Open Versus Closed Source: The Right Tool for the Right Job

TL;DR don’t use exclusively open or closed source software, you should use whatever is required for the job.

Windows 8 has just been released and by gum, I like it.  Now is probably a good time to briefly discuss the open versus closed source software debate.  I’m probably unusual in that my life is starkly divided in two when it comes to my interaction with software whether I’m at work or play.

At work, I often want and even need to see the source code.  What sort of input does the program want?  Why exactly is it throwing that error?  Maybe it needs to be compiled differently for whatever particular hardware or version of Linux I’m using.  This is because I often need a deep understanding of what code does, because I’m trying to solve particular problems in particular ways.  I use R a lot and one of many excellent features is that you can type a function name and the source for that function will appear.  It helps you develop and debug your own code much faster.

This means that an open-source environment is essential.  Tinkering with code (and indeed the entire Linux OS) is a very desirable feature.  I can barely imagine the horror of having nothing but pre-compiled closed-source software to work with; it would be an abomination.

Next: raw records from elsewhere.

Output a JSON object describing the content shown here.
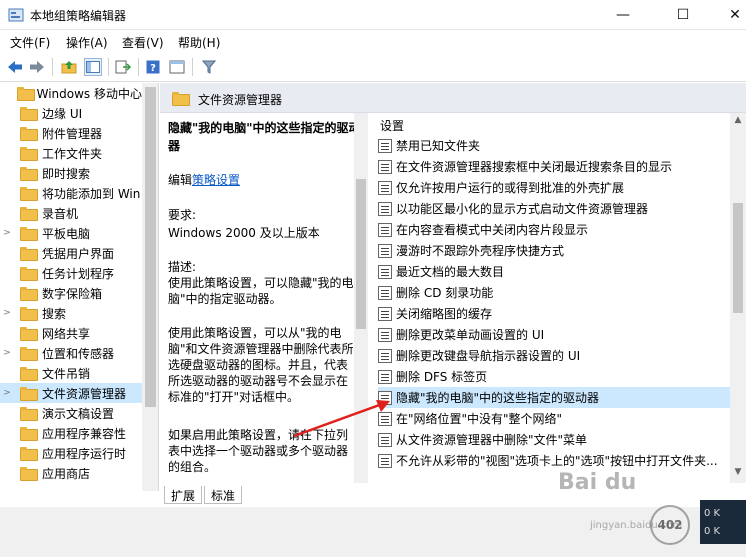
{
  "window": {
    "title": "本地组策略编辑器"
  },
  "window_controls": {
    "minimize": "—",
    "maximize": "☐",
    "close": "✕"
  },
  "menu": [
    "文件(F)",
    "操作(A)",
    "查看(V)",
    "帮助(H)"
  ],
  "tree": {
    "items": [
      {
        "label": "Windows 移动中心",
        "expandable": false
      },
      {
        "label": "边缘 UI",
        "expandable": false
      },
      {
        "label": "附件管理器",
        "expandable": false
      },
      {
        "label": "工作文件夹",
        "expandable": false
      },
      {
        "label": "即时搜索",
        "expandable": false
      },
      {
        "label": "将功能添加到 Win",
        "expandable": false
      },
      {
        "label": "录音机",
        "expandable": false
      },
      {
        "label": "平板电脑",
        "expandable": true
      },
      {
        "label": "凭据用户界面",
        "expandable": false
      },
      {
        "label": "任务计划程序",
        "expandable": false
      },
      {
        "label": "数字保险箱",
        "expandable": false
      },
      {
        "label": "搜索",
        "expandable": true
      },
      {
        "label": "网络共享",
        "expandable": false
      },
      {
        "label": "位置和传感器",
        "expandable": true
      },
      {
        "label": "文件吊销",
        "expandable": false
      },
      {
        "label": "文件资源管理器",
        "expandable": true,
        "selected": true
      },
      {
        "label": "演示文稿设置",
        "expandable": false
      },
      {
        "label": "应用程序兼容性",
        "expandable": false
      },
      {
        "label": "应用程序运行时",
        "expandable": false
      },
      {
        "label": "应用商店",
        "expandable": false
      }
    ]
  },
  "right_header": {
    "title": "文件资源管理器"
  },
  "description": {
    "title": "隐藏\"我的电脑\"中的这些指定的驱动器",
    "edit_prefix": "编辑",
    "edit_link": "策略设置",
    "requirements_label": "要求:",
    "requirements_value": "Windows 2000 及以上版本",
    "desc_label": "描述:",
    "desc_p1": "使用此策略设置，可以隐藏\"我的电脑\"中的指定驱动器。",
    "desc_p2": "使用此策略设置，可以从\"我的电脑\"和文件资源管理器中删除代表所选硬盘驱动器的图标。并且，代表所选驱动器的驱动器号不会显示在标准的\"打开\"对话框中。",
    "desc_p3": "如果启用此策略设置，请在下拉列表中选择一个驱动器或多个驱动器的组合。"
  },
  "settings_list": {
    "header": "设置",
    "items": [
      {
        "label": "禁用已知文件夹"
      },
      {
        "label": "在文件资源管理器搜索框中关闭最近搜索条目的显示"
      },
      {
        "label": "仅允许按用户运行的或得到批准的外壳扩展"
      },
      {
        "label": "以功能区最小化的显示方式启动文件资源管理器"
      },
      {
        "label": "在内容查看模式中关闭内容片段显示"
      },
      {
        "label": "漫游时不跟踪外壳程序快捷方式"
      },
      {
        "label": "最近文档的最大数目"
      },
      {
        "label": "删除 CD 刻录功能"
      },
      {
        "label": "关闭缩略图的缓存"
      },
      {
        "label": "删除更改菜单动画设置的 UI"
      },
      {
        "label": "删除更改键盘导航指示器设置的 UI"
      },
      {
        "label": "删除 DFS 标签页"
      },
      {
        "label": "隐藏\"我的电脑\"中的这些指定的驱动器",
        "selected": true
      },
      {
        "label": "在\"网络位置\"中没有\"整个网络\""
      },
      {
        "label": "从文件资源管理器中删除\"文件\"菜单"
      },
      {
        "label": "不允许从彩带的\"视图\"选项卡上的\"选项\"按钮中打开文件夹..."
      }
    ]
  },
  "tabs": [
    "扩展",
    "标准"
  ],
  "watermark": {
    "main": "Bai du",
    "sub": "jingyan.baidu.com",
    "badge": "402"
  },
  "taskbar_mini": {
    "line1": "0 K",
    "line2": "0 K"
  },
  "colors": {
    "selection": "#cce8ff",
    "link": "#0a58c9",
    "arrow": "#e0201b",
    "folder": "#f2c04a"
  }
}
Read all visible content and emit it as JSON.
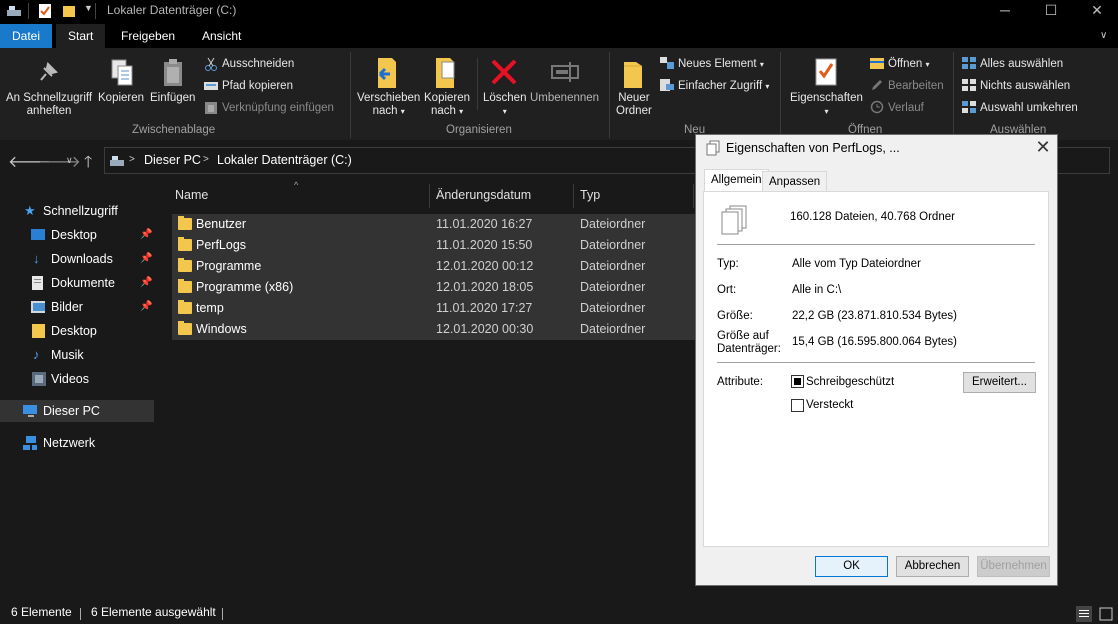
{
  "window": {
    "title": "Lokaler Datenträger (C:)"
  },
  "tabs": [
    {
      "label": "Datei"
    },
    {
      "label": "Start"
    },
    {
      "label": "Freigeben"
    },
    {
      "label": "Ansicht"
    }
  ],
  "ribbon": {
    "pin": "An Schnellzugriff\nanheften",
    "pin1": "An Schnellzugriff",
    "pin2": "anheften",
    "copy": "Kopieren",
    "paste": "Einfügen",
    "cut": "Ausschneiden",
    "copy_path": "Pfad kopieren",
    "paste_shortcut": "Verknüpfung einfügen",
    "group_clipboard": "Zwischenablage",
    "move1": "Verschieben",
    "move2": "nach",
    "copyto1": "Kopieren",
    "copyto2": "nach",
    "delete": "Löschen",
    "rename": "Umbenennen",
    "group_organize": "Organisieren",
    "newfolder1": "Neuer",
    "newfolder2": "Ordner",
    "new_item": "Neues Element",
    "easy_access": "Einfacher Zugriff",
    "group_new": "Neu",
    "properties": "Eigenschaften",
    "open": "Öffnen",
    "edit": "Bearbeiten",
    "history": "Verlauf",
    "group_open": "Öffnen",
    "select_all": "Alles auswählen",
    "select_none": "Nichts auswählen",
    "invert": "Auswahl umkehren",
    "group_select": "Auswählen"
  },
  "address": {
    "seg1": "Dieser PC",
    "seg2": "Lokaler Datenträger (C:)"
  },
  "nav": {
    "quick": "Schnellzugriff",
    "items": [
      {
        "label": "Desktop"
      },
      {
        "label": "Downloads"
      },
      {
        "label": "Dokumente"
      },
      {
        "label": "Bilder"
      },
      {
        "label": "Desktop"
      },
      {
        "label": "Musik"
      },
      {
        "label": "Videos"
      }
    ],
    "thispc": "Dieser PC",
    "network": "Netzwerk"
  },
  "columns": {
    "name": "Name",
    "date": "Änderungsdatum",
    "type": "Typ"
  },
  "files": [
    {
      "name": "Benutzer",
      "date": "11.01.2020 16:27",
      "type": "Dateiordner"
    },
    {
      "name": "PerfLogs",
      "date": "11.01.2020 15:50",
      "type": "Dateiordner"
    },
    {
      "name": "Programme",
      "date": "12.01.2020 00:12",
      "type": "Dateiordner"
    },
    {
      "name": "Programme (x86)",
      "date": "12.01.2020 18:05",
      "type": "Dateiordner"
    },
    {
      "name": "temp",
      "date": "11.01.2020 17:27",
      "type": "Dateiordner"
    },
    {
      "name": "Windows",
      "date": "12.01.2020 00:30",
      "type": "Dateiordner"
    }
  ],
  "status": {
    "count": "6 Elemente",
    "selected": "6 Elemente ausgewählt"
  },
  "dialog": {
    "title": "Eigenschaften von PerfLogs, ...",
    "tab_general": "Allgemein",
    "tab_custom": "Anpassen",
    "summary": "160.128 Dateien, 40.768 Ordner",
    "type_label": "Typ:",
    "type_value": "Alle vom Typ Dateiordner",
    "location_label": "Ort:",
    "location_value": "Alle in C:\\",
    "size_label": "Größe:",
    "size_value": "22,2 GB (23.871.810.534 Bytes)",
    "disk_label1": "Größe auf",
    "disk_label2": "Datenträger:",
    "disk_value": "15,4 GB (16.595.800.064 Bytes)",
    "attr_label": "Attribute:",
    "readonly": "Schreibgeschützt",
    "hidden": "Versteckt",
    "advanced": "Erweitert...",
    "ok": "OK",
    "cancel": "Abbrechen",
    "apply": "Übernehmen"
  }
}
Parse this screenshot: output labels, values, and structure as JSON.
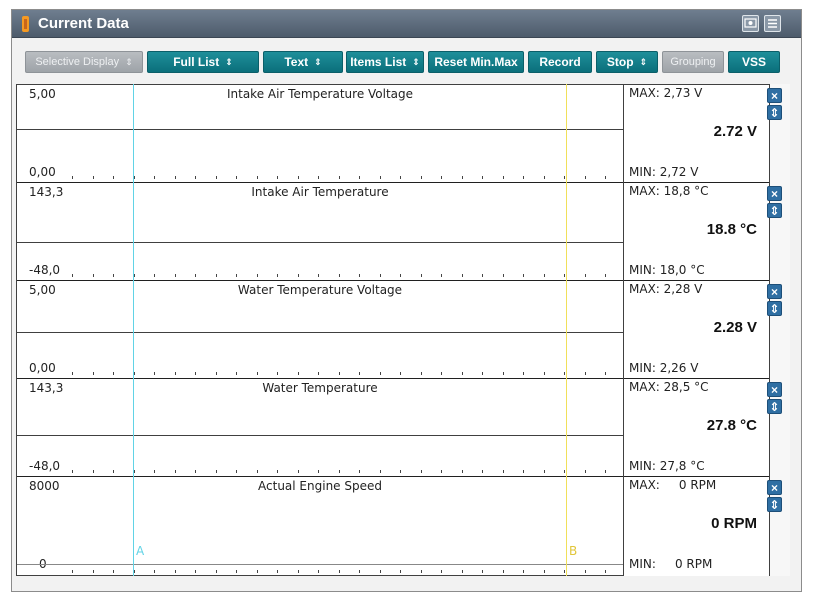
{
  "window": {
    "title": "Current Data"
  },
  "toolbar": {
    "buttons": [
      {
        "label": "Selective Display",
        "arrow": "⇕"
      },
      {
        "label": "Full List",
        "arrow": "⇕"
      },
      {
        "label": "Text",
        "arrow": "⇕"
      },
      {
        "label": "Items List",
        "arrow": "⇕"
      },
      {
        "label": "Reset Min.Max"
      },
      {
        "label": "Record"
      },
      {
        "label": "Stop",
        "arrow": "⇕"
      },
      {
        "label": "Grouping"
      },
      {
        "label": "VSS"
      }
    ]
  },
  "panels": [
    {
      "name": "Intake Air Temperature Voltage",
      "ymax": "5,00",
      "ymin": "0,00",
      "max": "MAX:  2,73 V",
      "min": "MIN:  2,72 V",
      "current": "2.72 V"
    },
    {
      "name": "Intake Air Temperature",
      "ymax": "143,3",
      "ymin": "-48,0",
      "max": "MAX:  18,8 °C",
      "min": "MIN:  18,0 °C",
      "current": "18.8 °C"
    },
    {
      "name": "Water Temperature Voltage",
      "ymax": "5,00",
      "ymin": "0,00",
      "max": "MAX:  2,28 V",
      "min": "MIN:  2,26 V",
      "current": "2.28 V"
    },
    {
      "name": "Water Temperature",
      "ymax": "143,3",
      "ymin": "-48,0",
      "max": "MAX:  28,5 °C",
      "min": "MIN:  27,8 °C",
      "current": "27.8 °C"
    },
    {
      "name": "Actual Engine Speed",
      "ymax": "8000",
      "ymin": "0",
      "max": "MAX:     0 RPM",
      "min": "MIN:     0 RPM",
      "current": "0 RPM"
    }
  ],
  "cursors": {
    "a": "A",
    "b": "B"
  },
  "icons": {
    "close": "×",
    "move": "⇕"
  },
  "colors": {
    "accent": "#0b6f7b",
    "cursor_a": "#61d3e6",
    "cursor_b": "#f1e05a"
  }
}
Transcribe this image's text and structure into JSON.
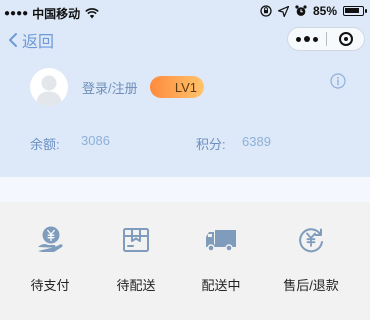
{
  "status_bar": {
    "carrier": "中国移动",
    "battery_percent": "85%",
    "battery_level": 0.85
  },
  "nav": {
    "back_label": "返回"
  },
  "profile": {
    "login_label": "登录/注册",
    "level": "LV1"
  },
  "stats": {
    "balance_label": "余额:",
    "balance_value": "3086",
    "points_label": "积分:",
    "points_value": "6389"
  },
  "orders": [
    {
      "label": "待支付",
      "icon": "yuan-hand-icon"
    },
    {
      "label": "待配送",
      "icon": "package-box-icon"
    },
    {
      "label": "配送中",
      "icon": "delivery-truck-icon"
    },
    {
      "label": "售后/退款",
      "icon": "yuan-refund-icon"
    }
  ],
  "colors": {
    "header_bg": "#dde9f8",
    "accent_blue": "#6f9ad9",
    "badge_orange": "#ff8a3d",
    "icon_gray_blue": "#7f9cbc"
  }
}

However: when I am at home, I spend less time doing things which require that level of control.  If anything, it would be an enormous hindrance – I don’t want to be playing sysadmin on my own time.  I want the following things out of an OS when at home (an incomplete list in no particular order):

  1. Security – yes, Windows is secure.  It’s not 2003 any more
  2. Stability – see above.  I haven’t seen a BSOD for a long, long time
  3. Shininess – Windows 8 is pretty shiny.  Not literally, as “skeuomorphic design” is apparently passé
  4. Software – Windows has all the apps I want and there isn’t another platform that can compete on games
  5. Convenience – I don’t want to worry about hardware compatibility

That’s not to say that I don’t enjoy coding in my spare time.  All I really miss about my nice super-powerful hardware from work when I get home is the command line.  A nice GUI is excellent, but sometimes you want to do things that a GUI just can’t.  I used to feel that way, until I summed up the courage to learn Windows PowerShell, which is mostly Unix-like commands, anyway.  It’s not bad, if you’ll excuse the fact that you still have to horizontally resize the window manually (i.e. no click and drag) and the utterly terrifying error messages.  Or you could make your life really simple by installing MSYS which is most of the useful command-line Unix utilities ported to Windows.

Woah, there!
6 full lines? That’s pretty verbose, don’t you think?

I also use Windows at work (Windows 7) and find it to be the most efficient desktop environment for me, but each to their own.  I’m happy provided I can install an X-windows client (Xming) and a terminal (PuTTY).  Much of the rest of my working life is creating and editing MS Office documents, so why would I want a Linux desktop?  I want to juggle different and ever-changing distros and even window managers (Xfce?  Gnome 3?  KDE?  Unity?) like I want to juggle chainsaws or bake my own bread.  Not at all.

All I’m really saying is that even if you really passionately believe in open-source, there is nothing wrong with paying for closed-source software – it doesn’t make you a slave anymore than open-sourcing your code makes you a hippie.  You can have your cake and eat it.